On June 26, 2026, Curis announced that eleven clinical sites had opened for enrollment in the TakeAim CLL study. Today, Curis is announcing that it has consented the first six patients in that study – and reaffirmed its guidance for the dosing of five CLL patients by the end of July 2026, with initial CLL data expected in December 2026.
"We are encouraged by the strong interest among clinical sites and key opinion leaders in our TakeAim CLL study that has enabled us to exceed expectations for site activation and enrollment," said James Dentzer, Chief Executive Officer of Curis. "It reflects the clear unmet need in CLL and the excitement for the potential of emavusertib to fundamentally change the treatment paradigm in CLL."
In CLL, disease is driven by NF-kB dysregulation, which is in turn driven by two biologic pathways: BCR and TLR1. The goal of combining emavusertib with a BTK inhibitor (BTKi) in the TakeAim CLL Study is to enable a dual blockade of NF-kB, by inhibiting both the BCR and TLR pathways.
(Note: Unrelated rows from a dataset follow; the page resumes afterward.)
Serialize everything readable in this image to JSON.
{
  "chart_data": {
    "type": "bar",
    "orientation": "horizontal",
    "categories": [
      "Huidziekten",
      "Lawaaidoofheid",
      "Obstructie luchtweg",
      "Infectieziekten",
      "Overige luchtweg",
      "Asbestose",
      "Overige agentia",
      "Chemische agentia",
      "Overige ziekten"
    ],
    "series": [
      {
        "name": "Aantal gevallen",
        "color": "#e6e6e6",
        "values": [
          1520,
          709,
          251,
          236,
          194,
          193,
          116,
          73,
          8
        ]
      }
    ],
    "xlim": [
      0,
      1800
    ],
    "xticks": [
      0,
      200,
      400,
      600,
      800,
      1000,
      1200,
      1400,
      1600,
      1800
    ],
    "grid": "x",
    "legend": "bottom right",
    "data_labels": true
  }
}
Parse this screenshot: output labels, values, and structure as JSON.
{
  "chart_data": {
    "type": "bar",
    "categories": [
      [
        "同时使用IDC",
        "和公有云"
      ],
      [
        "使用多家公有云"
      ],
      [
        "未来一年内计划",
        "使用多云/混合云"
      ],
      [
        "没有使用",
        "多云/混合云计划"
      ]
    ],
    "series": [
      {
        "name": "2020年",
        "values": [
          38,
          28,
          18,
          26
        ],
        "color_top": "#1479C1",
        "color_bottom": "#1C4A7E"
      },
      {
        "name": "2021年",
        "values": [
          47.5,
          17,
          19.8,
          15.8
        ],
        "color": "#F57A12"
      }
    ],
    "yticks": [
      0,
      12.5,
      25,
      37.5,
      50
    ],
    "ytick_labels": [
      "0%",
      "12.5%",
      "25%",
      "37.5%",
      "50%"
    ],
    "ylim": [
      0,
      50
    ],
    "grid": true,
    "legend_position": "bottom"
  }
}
BTK inhibitors (BTKi) block the BCR pathway; emavusertib blocks the TLR pathway.
BTKi is the current standard of care in CLL. In the registrational study for the BTKi zanubrutinib, 93% of patients were able to achieve an objective response, but only 7% achieved complete response2. More recent clinical studies have demonstrated that adding emavusertib to a BTKi regimen, blocking both the TLR and BCR pathways, can enable patients with NHL to achieve deeper responses, including complete responses or undetectable minimal residual disease (MRD).